C’est également le cas de l’actualisation de l’intitulé de l’Autorité de régulation des communications électroniques, des postes et de la distribution de la presse (Arcep), ainsi que de l’extension aux membres suppléants de la Hadopi de la prorogation du mandat prévue pour plusieurs membres titulaires.
Ensuite, les deux chambres sont parvenues à dépasser leurs désaccords sur la nomination des dirigeants de la SNCF en retenant la rédaction de l’Assemblée nationale. Cette solution n’est pas un échec pour le Sénat. Elle participe au contraire d’une actualisation juridique cohérente en tirant les conséquences, comme le fait le projet de loi organique sur d’autres points, de la transformation de la SNCF en une société unifiée depuis le 1er janvier 2020. Ainsi, le texte de la commission mixte paritaire de même que le projet de loi organique initial et le texte de l’Assemblée nationale prévoient que seul le directeur général de la SNCF est nommé par le Président de la République après avis du Parlement. Ce dispositif est conforme au droit commun des sociétés détenues directement à plus de 50 % par l’État.
Un autre point de divergence résidait dans la nomination à la présidence du conseil d’administration de SNCF Réseau, désormais filiale de la SNCF. La nomination selon la procédure du cinquième alinéa de l’article 13 n’a pas été retenue par la commission mixte paritaire, et ce en cohérence avec le nouveau pacte ferroviaire. Je souhaite, à ce titre, rappeler que le code des transports offre des garanties à l’indispensable indépendance de SNCF Réseau en disposant que « l’Autorité de régulation des transports veille à ce que les décisions de la SNCF respectent l’indépendance de SNCF Réseau ». En tout état de cause, la nomination, le renouvellement et la révocation de ses dirigeants devront faire l’objet d’un avis conforme de l’Autorité de régulation des transports.

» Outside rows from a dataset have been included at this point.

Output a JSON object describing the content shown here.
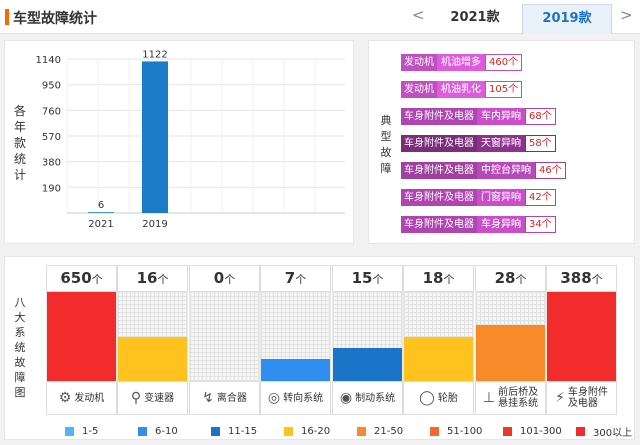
{
  "header": {
    "title": "车型故障统计",
    "prev": "<",
    "next": ">",
    "tabs": [
      {
        "label": "2021款",
        "active": false
      },
      {
        "label": "2019款",
        "active": true
      }
    ]
  },
  "chart_data": {
    "type": "bar",
    "ylabel": "各年款统计",
    "categories": [
      "2021",
      "2019"
    ],
    "values": [
      6,
      1122
    ],
    "yticks": [
      190,
      380,
      570,
      760,
      950,
      1140
    ],
    "ylim": [
      0,
      1140
    ],
    "grid": true,
    "bar_color": "#1a7bc8"
  },
  "typical": {
    "label": "典型故障",
    "items": [
      {
        "category": "发动机",
        "subtype": "机油增多",
        "count": "460个",
        "color": "#c04fc0"
      },
      {
        "category": "发动机",
        "subtype": "机油乳化",
        "count": "105个",
        "color": "#c04fc0"
      },
      {
        "category": "车身附件及电器",
        "subtype": "车内异响",
        "count": "68个",
        "color": "#b044b0"
      },
      {
        "category": "车身附件及电器",
        "subtype": "天窗异响",
        "count": "58个",
        "color": "#7b2c7b"
      },
      {
        "category": "车身附件及电器",
        "subtype": "中控台异响",
        "count": "46个",
        "color": "#a040a0"
      },
      {
        "category": "车身附件及电器",
        "subtype": "门窗异响",
        "count": "42个",
        "color": "#b044b0"
      },
      {
        "category": "车身附件及电器",
        "subtype": "车身异响",
        "count": "34个",
        "color": "#b044b0"
      }
    ]
  },
  "systems": {
    "label": "八大系统故障图",
    "unit": "个",
    "items": [
      {
        "name": "发动机",
        "count": "650",
        "level": 1.0,
        "color": "#f22c2c",
        "icon": "engine-icon",
        "glyph": "⚙"
      },
      {
        "name": "变速器",
        "count": "16",
        "level": 0.5,
        "color": "#ffc21f",
        "icon": "gearshift-icon",
        "glyph": "⚲"
      },
      {
        "name": "离合器",
        "count": "0",
        "level": 0.0,
        "color": "#f5f5f5",
        "icon": "clutch-icon",
        "glyph": "↯"
      },
      {
        "name": "转向系统",
        "count": "7",
        "level": 0.25,
        "color": "#2f8ef0",
        "icon": "steering-wheel-icon",
        "glyph": "◎"
      },
      {
        "name": "制动系统",
        "count": "15",
        "level": 0.375,
        "color": "#1a75c8",
        "icon": "brake-disc-icon",
        "glyph": "◉"
      },
      {
        "name": "轮胎",
        "count": "18",
        "level": 0.5,
        "color": "#ffc21f",
        "icon": "tire-icon",
        "glyph": "◯"
      },
      {
        "name": "前后桥及\n悬挂系统",
        "count": "28",
        "level": 0.625,
        "color": "#f88a2a",
        "icon": "suspension-icon",
        "glyph": "⊥"
      },
      {
        "name": "车身附件\n及电器",
        "count": "388",
        "level": 1.0,
        "color": "#f22c2c",
        "icon": "battery-icon",
        "glyph": "⚡"
      }
    ]
  },
  "legend": [
    {
      "label": "1-5",
      "color": "#4fb7f5"
    },
    {
      "label": "6-10",
      "color": "#2f8ef0"
    },
    {
      "label": "11-15",
      "color": "#1a75c8"
    },
    {
      "label": "16-20",
      "color": "#ffc21f"
    },
    {
      "label": "21-50",
      "color": "#f88a2a"
    },
    {
      "label": "51-100",
      "color": "#f5672a"
    },
    {
      "label": "101-300",
      "color": "#e63b2b"
    },
    {
      "label": "300以上",
      "color": "#f22c2c"
    }
  ]
}
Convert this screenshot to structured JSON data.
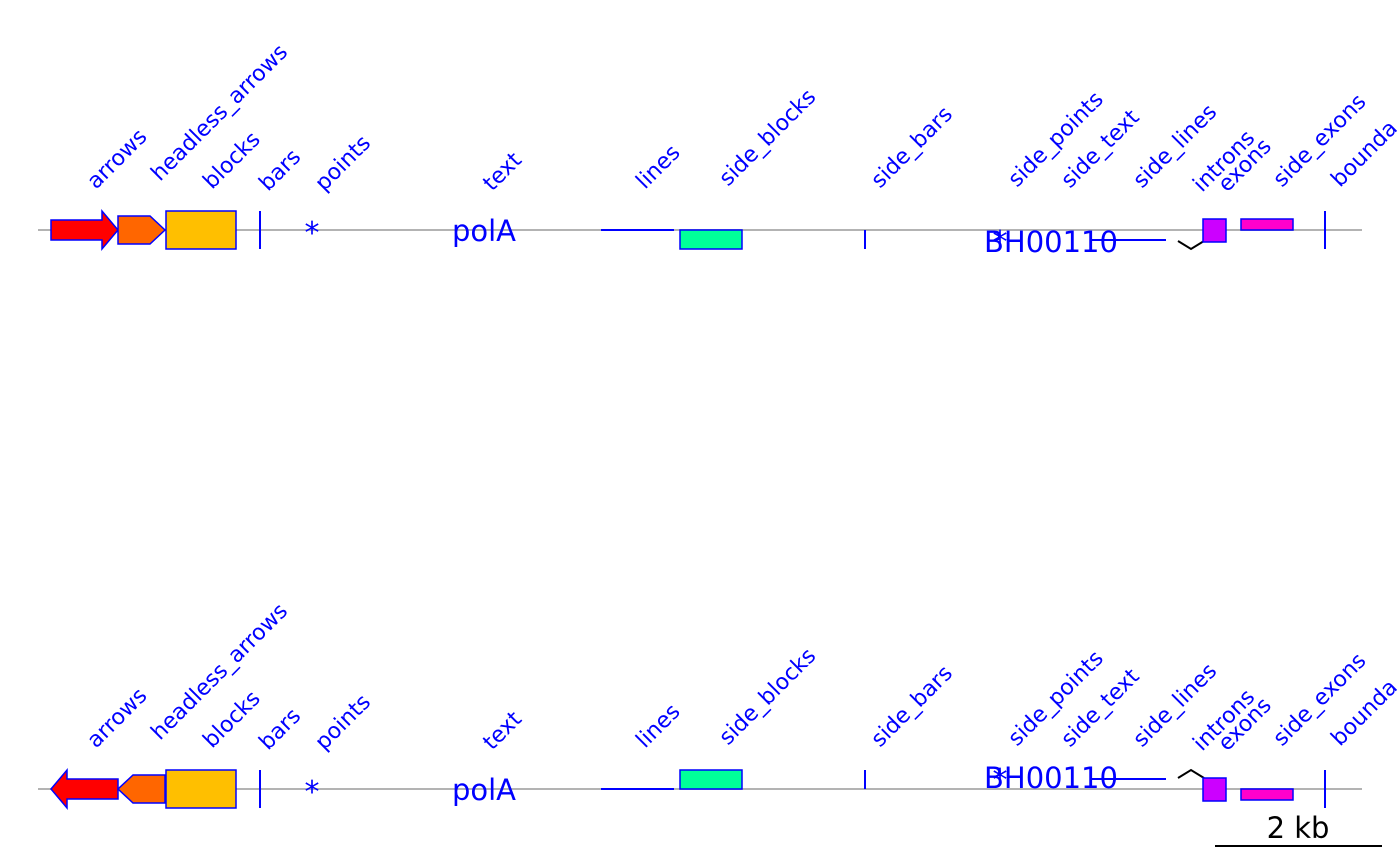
{
  "colors": {
    "backbone": "#b3b3b3",
    "outline": "#0000ff",
    "label": "#0000ff",
    "arrows": "#ff0000",
    "headless_arrows": "#ff6600",
    "blocks": "#ffbf00",
    "side_blocks": "#00ff99",
    "exons": "#cc00ff",
    "side_exons": "#ff00cc",
    "intron_line": "#000000",
    "scale": "#000000"
  },
  "feature_labels": {
    "arrows": "arrows",
    "headless_arrows": "headless_arrows",
    "blocks": "blocks",
    "bars": "bars",
    "points": "points",
    "text": "text",
    "lines": "lines",
    "side_blocks": "side_blocks",
    "side_bars": "side_bars",
    "side_points": "side_points",
    "side_text": "side_text",
    "side_lines": "side_lines",
    "introns": "introns",
    "exons": "exons",
    "side_exons": "side_exons",
    "boundaries": "bounda"
  },
  "feature_texts": {
    "text": "polA",
    "side_text": "BH00110",
    "points_symbol": "*",
    "side_points_symbol": "*"
  },
  "scale_bar": {
    "label": "2 kb",
    "length_kb": 2
  },
  "sequences": [
    {
      "strand": "forward"
    },
    {
      "strand": "reverse"
    }
  ]
}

Enfin, la commission mixte paritaire a utilement prévu la compétence de la commission des affaires sociales pour la nomination de la direction générale de l’Agence nationale de sécurité sanitaire de l’alimentation, de l’environnement et du travail (Anses). Elle a également procédé à une coordination calendaire nécessaire s’agissant de la prorogation des membres de la Hadopi.
Finalement, mes chers collègues, les textes de la commission mixte paritaire offrent un équilibre pertinent. En portant à 55 le nombre de postes soumis à la procédure de nomination du cinquième alinéa de l’article 13 de la Constitution, il confirme et conforte le pouvoir de contrôle du Parlement, tout en garantissant la cohérence de notre ordonnancement juridique.
Pour toutes ces raisons, et en saluant de nouveau le travail de conciliation accompli, notamment par M. le rapporteur, le groupe La République En Marche votera ces deux textes.